Here's a eye-opener. I hooked an o-silly-scope up to the thermistor on my THGR122NX sensor to see what is happening when the sensor measures temperature. I used a 10Meg-ohm, 10x probe with 16pF of capacitance. A PNG image with the voltage-vs-time waveform is attached to this post.
Yikes -- they ARE using an AC signal to measure the thermistor's resistance. I've only shown the very beginning of the waveform here (first milli-second or so) but it lasts for about 0.1 seconds and looks like this all the way through. The frequency is about 12kHz.
This explains why cable capacitance creates temperature errors. For those who aren't electronics-savvy, a capacitor looks like a resistor when AC is present -- and the larger the capacitor and the higher the AC frequency, the lower the equivalent resistance presented by the capacitor. This "distorts" the apparent resistance presented by the thermistor and the OS sensor winds up thinking that it's warmer than it really is. For those who are electronics savvy, my apologies -- I've taken great liberties in this analogy in the hopes that it will suffice for the current topic.

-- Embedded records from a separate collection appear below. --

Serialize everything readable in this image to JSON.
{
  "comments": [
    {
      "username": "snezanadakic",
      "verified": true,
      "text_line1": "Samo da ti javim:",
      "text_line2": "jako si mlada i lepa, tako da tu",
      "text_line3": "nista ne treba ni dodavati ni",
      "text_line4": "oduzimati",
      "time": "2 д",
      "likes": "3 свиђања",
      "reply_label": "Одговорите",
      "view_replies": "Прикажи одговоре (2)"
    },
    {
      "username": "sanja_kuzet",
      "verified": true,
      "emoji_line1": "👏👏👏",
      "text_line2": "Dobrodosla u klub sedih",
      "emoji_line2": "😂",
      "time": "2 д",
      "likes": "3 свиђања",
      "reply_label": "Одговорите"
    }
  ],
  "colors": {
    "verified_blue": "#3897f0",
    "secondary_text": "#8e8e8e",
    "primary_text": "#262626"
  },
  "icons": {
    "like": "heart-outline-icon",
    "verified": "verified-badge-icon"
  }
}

The next obvious experiment was to connect various-sized capacitors across the thermistor and see what happens. These measurements were made at about 17C where the thermistor has about 14k-ohms of resistance. The capacitance values and temperature errors I got are as follows:
Capacitance (pF) | Temperature Error (C) | Note |
16 | 0.1 or less | 10x scope probe capacitance |
95 | 0.3 | 1x scope probe capacitance |
350 | 0.7 | |
1000 | 3.2 | |
Someone mentioned using coax to extend the thermistor away from the sensor. I don't know what kind of coax was used, but for example, RG58/U coax has a capacitance of 28pF/foot. Using just a foot of this coax can create small errors at 17C (maybe 0.1 to 0.2C), and using 10 feet would probably create 0.5C or more of error.
Now that the measurement waveform is known, it is safe to conclude that this problem gets worse at low temperatures and better at high.
I also looked at a THGN801 sensor -- measurement waveform is almost identical.
I'd like to thank everyone who posted on this topic -- I never would have figured this out otherwise. I hope you all find this interesting and useful.